Tuesday, May 08, 2007

Le point sur les manifs à Mada

La manifestation estudiantine à Ankatso n'est pas près de s'achever. L'arrivée des représentants ministériels n'a pas changé la situation. Ce qui a pour conséquence de faire perdurer la grève.

Aucune manifestation majeure n'a eu lieu hier, sauf la rencontre décisive entre les responsables et les représentants des étudiants. Mais tout cela n'annonce rien de bon.
“Nous avons essayé de trouver des solutions au problème. Le mieux serait le paiement des indemnités de 2006 à Ar 600, et celles de 2007 à Ar 1200,” explique Ridjianiarainy Randrianarisoa, secrétaire général du ministère de l'Education nationale et de la recherche scientifique.
Mais la rencontre a été vaine.

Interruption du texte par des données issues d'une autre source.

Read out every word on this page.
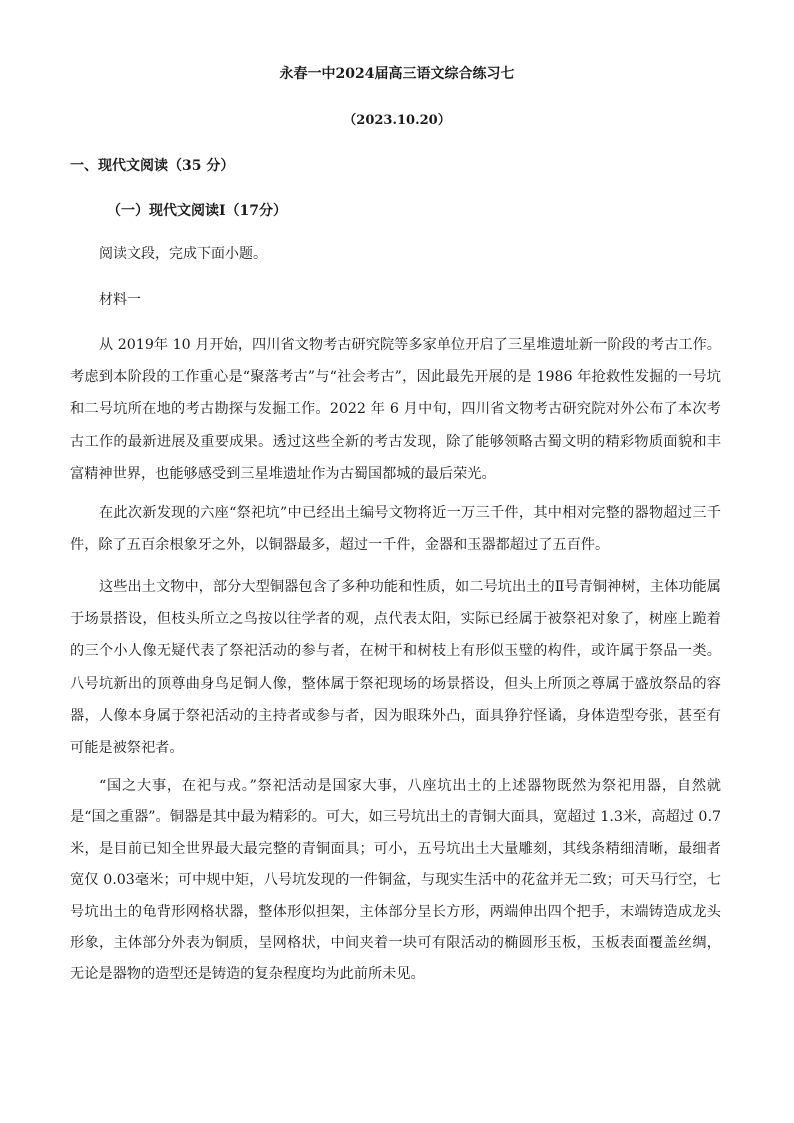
永春一中2024届高三语文综合练习七
（2023.10.20）
一、现代文阅读（35 分）
（一）现代文阅读Ⅰ（17分）
阅读文段，完成下面小题。
材料一

从 2019年 10 月开始，四川省文物考古研究院等多家单位开启了三星堆遗址新一阶段的考古工作。考虑到本阶段的工作重心是“聚落考古”与“社会考古”，因此最先开展的是 1986 年抢救性发掘的一号坑和二号坑所在地的考古勘探与发掘工作。2022 年 6 月中旬，四川省文物考古研究院对外公布了本次考古工作的最新进展及重要成果。透过这些全新的考古发现，除了能够领略古蜀文明的精彩物质面貌和丰富精神世界，也能够感受到三星堆遗址作为古蜀国都城的最后荣光。

在此次新发现的六座“祭祀坑”中已经出土编号文物将近一万三千件，其中相对完整的器物超过三千件，除了五百余根象牙之外，以铜器最多，超过一千件，金器和玉器都超过了五百件。

这些出土文物中，部分大型铜器包含了多种功能和性质，如二号坑出土的Ⅱ号青铜神树，主体功能属于场景搭设，但枝头所立之鸟按以往学者的观，点代表太阳，实际已经属于被祭祀对象了，树座上跪着的三个小人像无疑代表了祭祀活动的参与者，在树干和树枝上有形似玉璧的构件，或许属于祭品一类。八号坑新出的顶尊曲身鸟足铜人像，整体属于祭祀现场的场景搭设，但头上所顶之尊属于盛放祭品的容器，人像本身属于祭祀活动的主持者或参与者，因为眼珠外凸，面具狰狞怪谲，身体造型夸张，甚至有可能是被祭祀者。

“国之大事，在祀与戎。”祭祀活动是国家大事，八座坑出土的上述器物既然为祭祀用器，自然就是“国之重器”。铜器是其中最为精彩的。可大，如三号坑出土的青铜大面具，宽超过 1.3米，高超过 0.7米，是目前已知全世界最大最完整的青铜面具；可小，五号坑出土大量雕刻，其线条精细清晰，最细者宽仅 0.03毫米；可中规中矩，八号坑发现的一件铜盆，与现实生活中的花盆并无二致；可天马行空，七号坑出土的龟背形网格状器，整体形似担架，主体部分呈长方形，两端伸出四个把手，末端铸造成龙头形象，主体部分外表为铜质，呈网格状，中间夹着一块可有限活动的椭圆形玉板，玉板表面覆盖丝绸，无论是器物的造型还是铸造的复杂程度均为此前所未见。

Les étudiants ont été unanimes à ne pas accepter le paiement à Ar 600.
“Nous avons avancé une proposition de Ar 900 pour les arriérés de 2006, mais les responsables n'y ont donné suite. Nous maintenons ainsi la manifestation”, soutient Tsinjo Rakotomaharo, président de l'association des étudiants en médecine.
“Nous restons ouverts au dialogue”, déclare le représentant du ministère. Deux décrets définissent la situation des indemnités de ces étudiants dont ceux de septembre 2006 et mars 2007.
“Tout doit passer par des procédures”, avance Dr Paul Richard Ralainirina, secrétaire général du ministère de la Santé, présent à cette rencontre. Il annonce à l'occasion que son ministère est toujours prêt à améliorer le statut des stagiaires au sein des hôpitaux. En attendant la concrétisation de cette promesse, les manifestants persistent et signent dans leur revendication.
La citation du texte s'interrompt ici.